A Catania la Comunità Luterana di Sicilia ha sede nel cuore del mercato cittadino, “a Fera ò Luni”, in un antico appartamento che, varcato l’ingresso, si rivela un’oasi di tranquillità nonostante il chiasso delle bancarelle. In questo luogo silenzioso e raccolto, delle pareti bianche decorate con stucchi, tra gli scaffali della biblioteca e l’odor di spezie nordiche, si è tenuto un concerto di rara intensità, organizzato dall’Ufficio culturale dell’Ambasciata di Spagna.
L’esecuzione musicale, articolata intorno al tema “Composizioni per flauti durante il regno di Carlo di Borbone tra Napoli, Sicilia e Spagna”, ha avuto per protagonisti due solisti di fama internazionale – Pedro Bonet e Belén Gonzaléz Castaño – ambedue flauti dolci e componenti del gruppo di musica barocca “La Folía” (fondato da Bonet nel 1977) specializzato nell’interpretazione con strumenti storici del repertorio dei secoli XVI-XVIII.
Sono stati proposti pezzi attraenti musicalmente e significativi in quanto a contenuto. Attraverso il pentagramma è stato ricostruito il contesto storico, sociale e culturale di un’epoca che – segnata dall’immensa figura di Carlo III di Borbone (1716-1788) – rappresentò la fioritura delle arti e della musica. Gli anni di Carlo re di Napoli e di Sicilia (1734- 1759) risultarono felici (ancora oggi rimpianti anche dai tassisti napoletani), ma interrotti dal trasferimento del sovrano a Madrid, dove, come re di Spagna (1759-1788) amministrò anche alcuni territori del continente americano.
Il repertorio per flauto all’epoca di re Carlo III poteva vantare compositori di fama, oggi pressoché sconosciuti. A Catania sono stati proposti pezzi di Pierre Bucquet (di cui è stata eseguita una composizione stampata subito dopo l’ascesa al trono di Carlo); Camilo de Spagnolis (nato ad Itri, maestro di cappella a Tropea); Giacomo Facco (padovano, visse a Palermo e Messina, dove fu molto attivo come compositore prima di recarsi a Madrid e in Portogallo); Francesco Mancini (vice maestro di cappella a Napoli al tempo di Alessandro Scarlatti); Baltasar Martinez Compañón (vescovo in Perù, dove raccolse resti archeologici che inviò a Madrid); Manuel Espinosa de los Monteros (direttore della Real cappella di Musica, compose marce militari per il riformato esercito regio).

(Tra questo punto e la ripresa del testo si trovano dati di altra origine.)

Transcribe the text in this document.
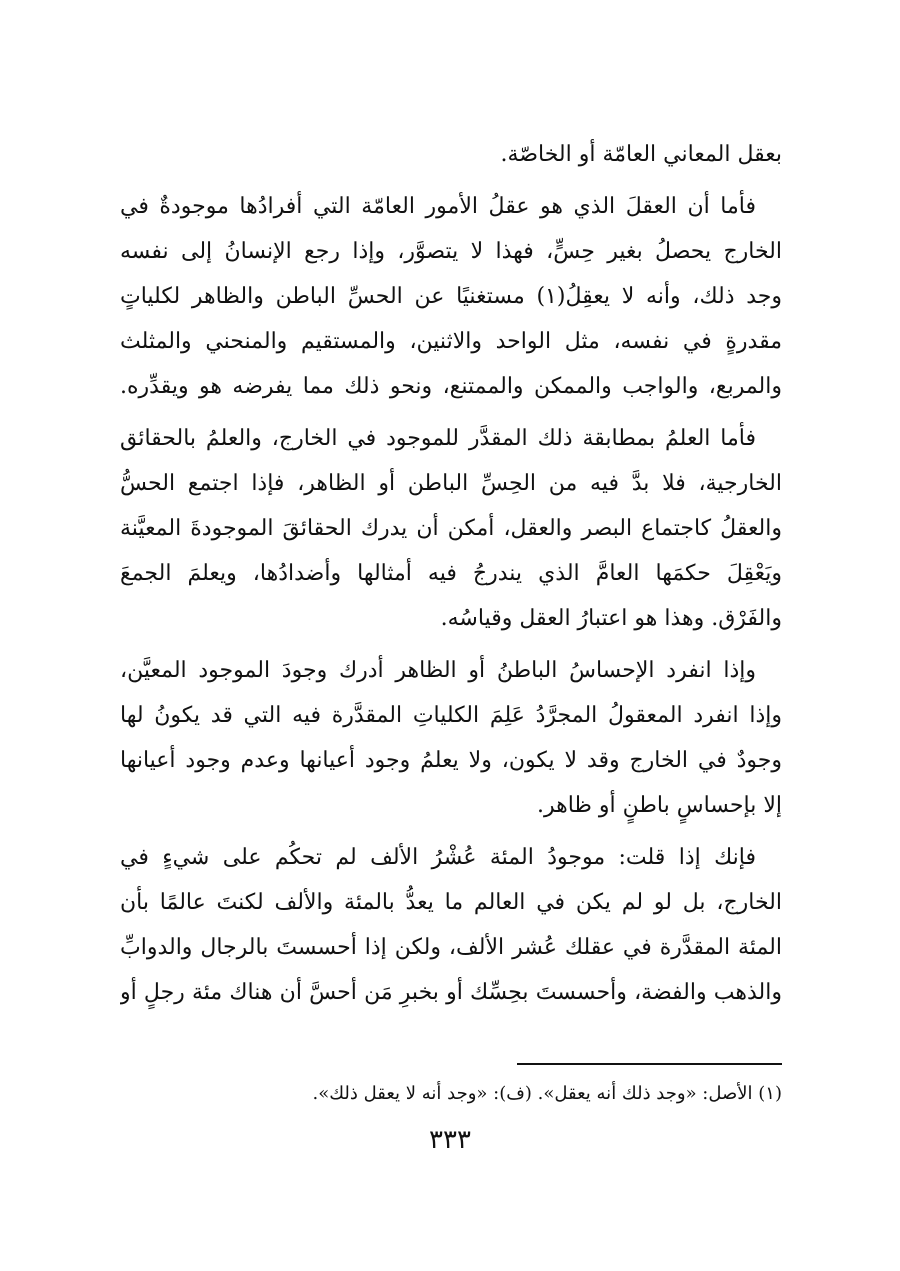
بعقل المعاني العامّة أو الخاصّة.
فأما أن العقلَ الذي هو عقلُ الأمور العامّة التي أفرادُها موجودةٌ في
الخارج يحصلُ بغير حِسٍّ، فهذا لا يتصوَّر، وإذا رجع الإنسانُ إلى نفسه
وجد ذلك، وأنه لا يعقِلُ(١) مستغنيًا عن الحسِّ الباطن والظاهر لكلياتٍ
مقدرةٍ في نفسه، مثل الواحد والاثنين، والمستقيم والمنحني والمثلث
والمربع، والواجب والممكن والممتنع، ونحو ذلك مما يفرضه هو ويقدِّره.
فأما العلمُ بمطابقة ذلك المقدَّر للموجود في الخارج، والعلمُ بالحقائق
الخارجية، فلا بدَّ فيه من الحِسِّ الباطن أو الظاهر، فإذا اجتمع الحسُّ
والعقلُ كاجتماع البصر والعقل، أمكن أن يدرك الحقائقَ الموجودةَ المعيَّنة
ويَعْقِلَ حكمَها العامَّ الذي يندرجُ فيه أمثالها وأضدادُها، ويعلمَ الجمعَ
والفَرْق. وهذا هو اعتبارُ العقل وقياسُه.
وإذا انفرد الإحساسُ الباطنُ أو الظاهر أدرك وجودَ الموجود المعيَّن،
وإذا انفرد المعقولُ المجرَّدُ عَلِمَ الكلياتِ المقدَّرة فيه التي قد يكونُ لها
وجودٌ في الخارج وقد لا يكون، ولا يعلمُ وجود أعيانها وعدم وجود أعيانها
إلا بإحساسٍ باطنٍ أو ظاهر.
فإنك إذا قلت: موجودُ المئة عُشْرُ الألف لم تحكُم على شيءٍ في
الخارج، بل لو لم يكن في العالم ما يعدُّ بالمئة والألف لكنتَ عالمًا بأن
المئة المقدَّرة في عقلك عُشر الألف، ولكن إذا أحسستَ بالرجال والدوابِّ
والذهب والفضة، وأحسستَ بحِسِّك أو بخبرِ مَن أحسَّ أن هناك مئة رجلٍ أو
(١) الأصل: «وجد ذلك أنه يعقل». (ف): «وجد أنه لا يعقل ذلك».
٣٣٣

Fulcro del concerto è stato il meraviglioso tema “Folías”, celeberrimo segno dell’identità della musica iberica, eseguito perfettamente da Pedro Bonet, che è docente di flauto nel Conservatorio di Madrid ed anche minuzioso investigatore di fondi archivistici antichi. Alcune delle composizioni musicali ascoltate, infatti, sono state da lui reperire tra i manoscritti della Biblioteca Marciana di Venezia, della Biblioteca di Catalogna, del Palazzo Reale di Madrid, della Biblioteca Nazionale di Spagna, e, in Messico, della Biblioteca del Museo Nazionale di Antropologia e Storia.

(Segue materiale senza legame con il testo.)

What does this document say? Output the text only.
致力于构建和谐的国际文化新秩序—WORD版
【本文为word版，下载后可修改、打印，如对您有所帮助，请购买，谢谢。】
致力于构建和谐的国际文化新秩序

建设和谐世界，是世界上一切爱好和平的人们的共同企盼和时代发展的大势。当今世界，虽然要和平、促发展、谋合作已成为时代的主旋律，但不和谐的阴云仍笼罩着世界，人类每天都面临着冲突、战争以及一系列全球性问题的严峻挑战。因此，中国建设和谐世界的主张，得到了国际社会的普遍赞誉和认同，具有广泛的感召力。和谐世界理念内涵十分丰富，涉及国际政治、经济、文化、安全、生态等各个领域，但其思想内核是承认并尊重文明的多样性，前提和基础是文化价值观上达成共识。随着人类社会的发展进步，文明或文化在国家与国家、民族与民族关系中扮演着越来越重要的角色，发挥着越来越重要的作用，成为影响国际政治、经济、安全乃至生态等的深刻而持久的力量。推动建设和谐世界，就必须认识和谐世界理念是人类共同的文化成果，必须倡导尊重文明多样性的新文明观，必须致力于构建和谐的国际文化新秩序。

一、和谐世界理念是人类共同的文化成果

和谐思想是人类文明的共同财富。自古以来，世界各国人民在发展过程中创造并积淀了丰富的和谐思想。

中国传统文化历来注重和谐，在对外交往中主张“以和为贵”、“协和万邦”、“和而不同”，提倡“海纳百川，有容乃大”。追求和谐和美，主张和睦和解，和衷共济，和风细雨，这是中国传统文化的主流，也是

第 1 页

Conclusa l’esibizione, il pastore Andreas Latz, capo della Comunità Luterana di Sicilia, ha ringraziato i due eccellenti flautisti, assai apprezzati anche dal pubblico. Il concerto catanese di Pedro Bonet e Belén Gonzaléz Castaño ha chiuso il loro tour italiano, che nei giorni precedenti li aveva visti esibirsi nei conservatori di Torino e di Palermo, sotto l’egida dell’Ambasciata di Spagna in Italia. Da menzionare Piero Cartosio (flauto) e Angelo Litrico (clarinetto) che hanno fatto da tramite, rispettivamente a Palermo e Catania, ai concerti organizzati dal responsabile dell’Ufficio culturale dell’ambasciata spagnola.